Jianan Liu(刘佳楠)1, Qingzhi Hou(侯庆志)2,†, Jianguo Wei(魏建国)1, and Zewei Sun(孙泽玮)1
1 College of Intelligence and Computing, Tianjin University, Tianjin 300350, China;
2 State Key Laboratory of Hydraulic Engineering Simulation and Safety, Tianjin University, Tianjin 300350, China
Abstract  Neural network methods have been widely used in many fields of scientific research with the rapid increase of computing power. The physics-informed neural networks (PINNs) have received much attention as a major breakthrough in solving partial differential equations using neural networks. In this paper, a resampling technique based on the expansion-shrinkage point (ESP) selection strategy is developed to dynamically modify the distribution of training points in accordance with the performance of the neural networks. In this new approach both training sites with slight changes in residual values and training points with large residuals are taken into account. In order to make the distribution of training points more uniform, the concept of continuity is further introduced and incorporated. This method successfully addresses the issue that the neural network becomes ill or even crashes due to the extensive alteration of training point distribution. The effectiveness of the improved physics-informed neural networks with expansion-shrinkage resampling is demonstrated through a series of numerical experiments.
Keywords:  physical informed neural networks      resampling      partial differential equation  
Received:  28 December 2022      Revised:  28 February 2023      Accepted manuscript online:  07 March 2023
PACS:  07.05.Mh (Neural networks, fuzzy logic, artificial intelligence)  
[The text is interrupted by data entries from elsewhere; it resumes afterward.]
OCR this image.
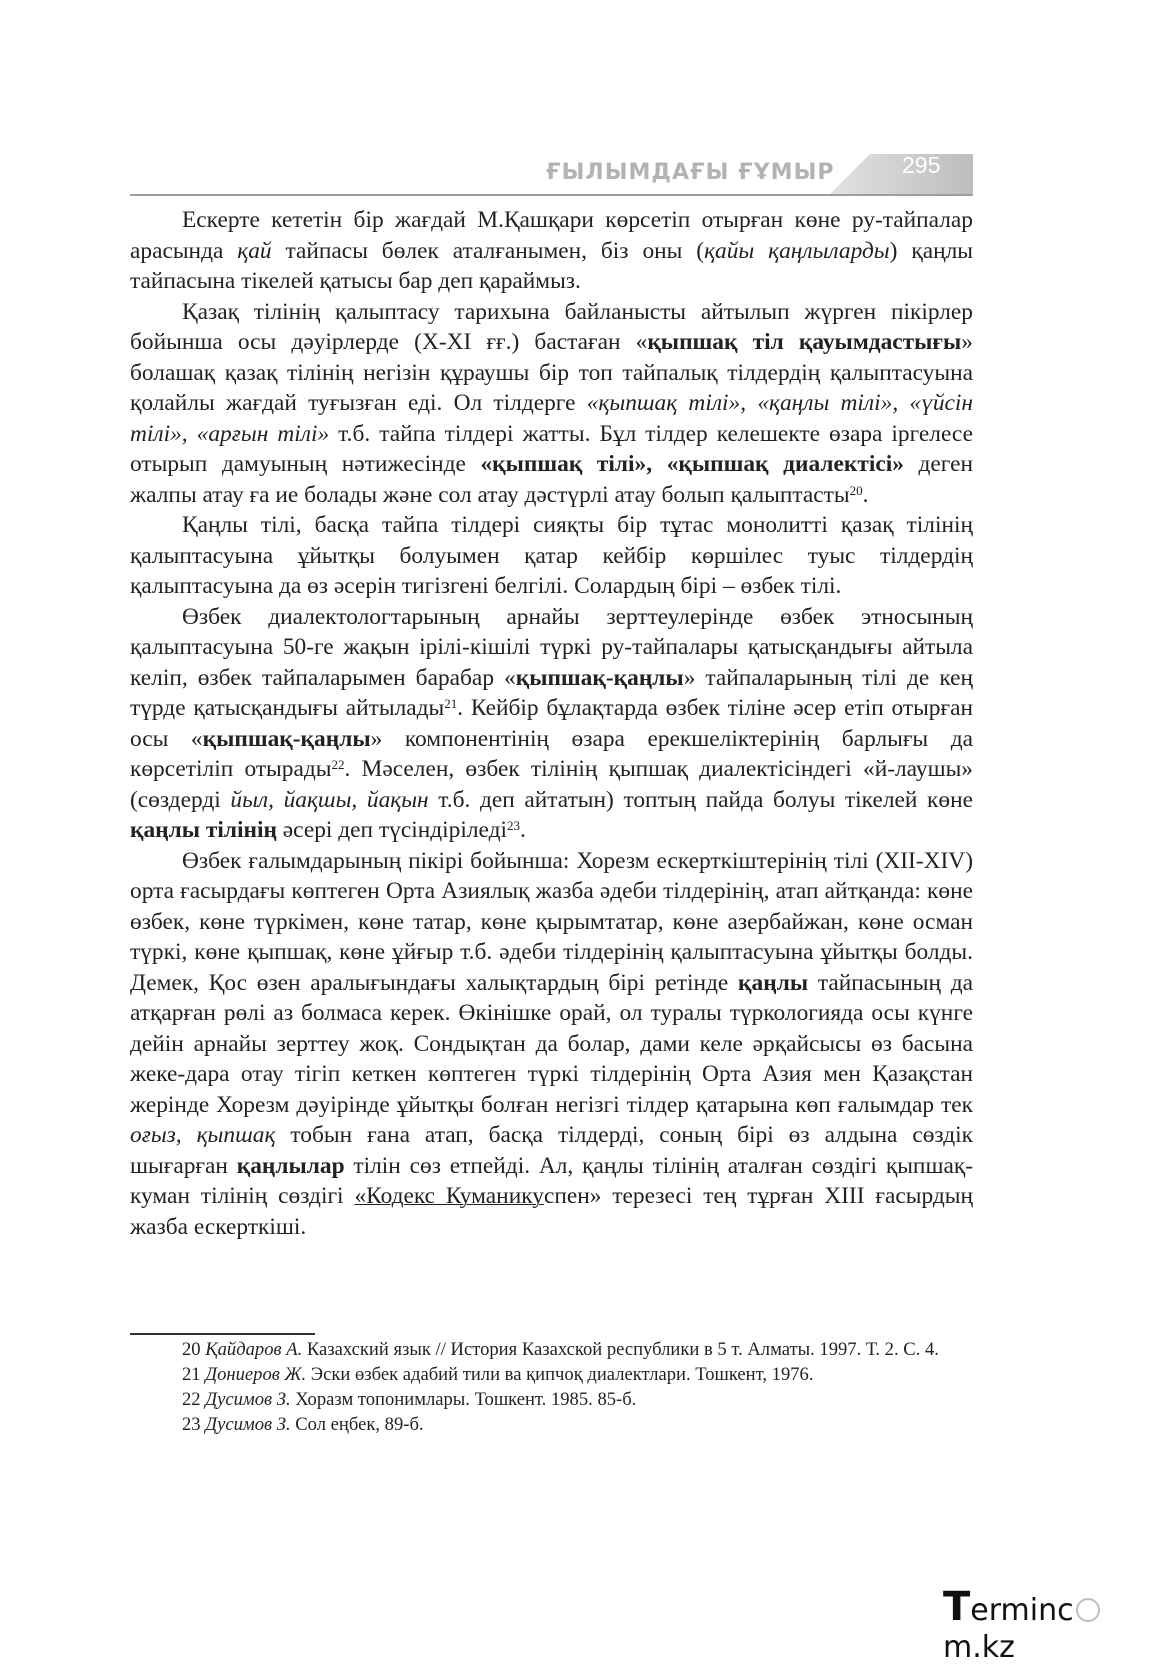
ҒЫЛЫМДАҒЫ ҒҰМЫР	295

Ескерте кететін бір жағдай М.Қашқари көрсетіп отырған көне ру-тайпалар арасында қай тайпасы бөлек аталғанымен, біз оны (қайы қаңлыларды) қаңлы тайпасына тікелей қатысы бар деп қараймыз.

Қазақ тілінің қалыптасу тарихына байланысты айтылып жүрген пікірлер бойынша осы дәуірлерде (Х-ХІ ғғ.) бастаған «қыпшақ тіл қауымдастығы» болашақ қазақ тілінің негізін құраушы бір топ тайпалық тілдердің қалыптасуына қолайлы жағдай туғызған еді. Ол тілдерге «қыпшақ тілі», «қаңлы тілі», «үйсін тілі», «арғын тілі» т.б. тайпа тілдері жатты. Бұл тілдер келешекте өзара іргелесе отырып дамуының нәтижесінде «қыпшақ тілі», «қыпшақ диалектісі» деген жалпы атау ға ие болады және сол атау дәстүрлі атау болып қалыптасты$^{20}$.

Қаңлы тілі, басқа тайпа тілдері сияқты бір тұтас монолитті қазақ тілінің қалыптасуына ұйытқы болуымен қатар кейбір көршілес туыс тілдердің қалыптасуына да өз әсерін тигізгені белгілі. Солардың бірі – өзбек тілі.

Өзбек диалектологтарының арнайы зерттеулерінде өзбек этносының қалыптасуына 50-ге жақын ірілі-кішілі түркі ру-тайпалары қатысқандығы айтыла келіп, өзбек тайпаларымен барабар «қыпшақ-қаңлы» тайпаларының тілі де кең түрде қатысқандығы айтылады$^{21}$. Кейбір бұлақтарда өзбек тіліне әсер етіп отырған осы «қыпшақ-қаңлы» компонентінің өзара ерекшеліктерінің барлығы да көрсетіліп отырады$^{22}$. Мәселен, өзбек тілінің қыпшақ диалектісіндегі «й-лаушы» (сөздерді йыл, йақшы, йақын т.б. деп айтатын) топтың пайда болуы тікелей көне қаңлы тілінің әсері деп түсіндіріледі$^{23}$.

Өзбек ғалымдарының пікірі бойынша: Хорезм ескерткіштерінің тілі (ХІІ-ХІV) орта ғасырдағы көптеген Орта Азиялық жазба әдеби тілдерінің, атап айтқанда: көне өзбек, көне түркімен, көне татар, көне қырымтатар, көне азербайжан, көне осман түркі, көне қыпшақ, көне ұйғыр т.б. әдеби тілдерінің қалыптасуына ұйытқы болды. Демек, Қос өзен аралығындағы халықтардың бірі ретінде қаңлы тайпасының да атқарған рөлі аз болмаса керек. Өкінішке орай, ол туралы түркологияда осы күнге дейін арнайы зерттеу жоқ. Сондықтан да болар, дами келе әрқайсысы өз басына жеке-дара отау тігіп кеткен көптеген түркі тілдерінің Орта Азия мен Қазақстан жерінде Хорезм дәуірінде ұйытқы болған негізгі тілдер қатарына көп ғалымдар тек оғыз, қыпшақ тобын ғана атап, басқа тілдерді, соның бірі өз алдына сөздік шығарған қаңлылар тілін сөз етпейді. Ал, қаңлы тілінің аталған сөздігі қыпшақ-куман тілінің сөздігі «Кодекс Куманикуспен» терезесі тең тұрған ХІІІ ғасырдың жазба ескерткіші.

20 Қайдаров А. Казахский язык // История Казахской республики в 5 т. Алматы. 1997. Т. 2. С. 4.

21 Дониеров Ж. Эски өзбек адабий тили ва қипчоқ диалектлари. Тошкент, 1976.

22 Дусимов З. Хоразм топонимлары. Тошкент. 1985. 85-б.

23 Дусимов З. Сол еңбек, 89-б.

Termincm.kz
  02.30.Jr (Partial differential equations)  
  84.35.+i (Neural networks)  
Fund: Project supported by the National Key Research and Development Program of China (Grant No. 2020YFC1807905), the National Natural Science Foundation of China (Grant Nos. 52079090 and U20A20316), and the Basic Research Program of Qinghai Province (Grant No. 2022-ZJ-704).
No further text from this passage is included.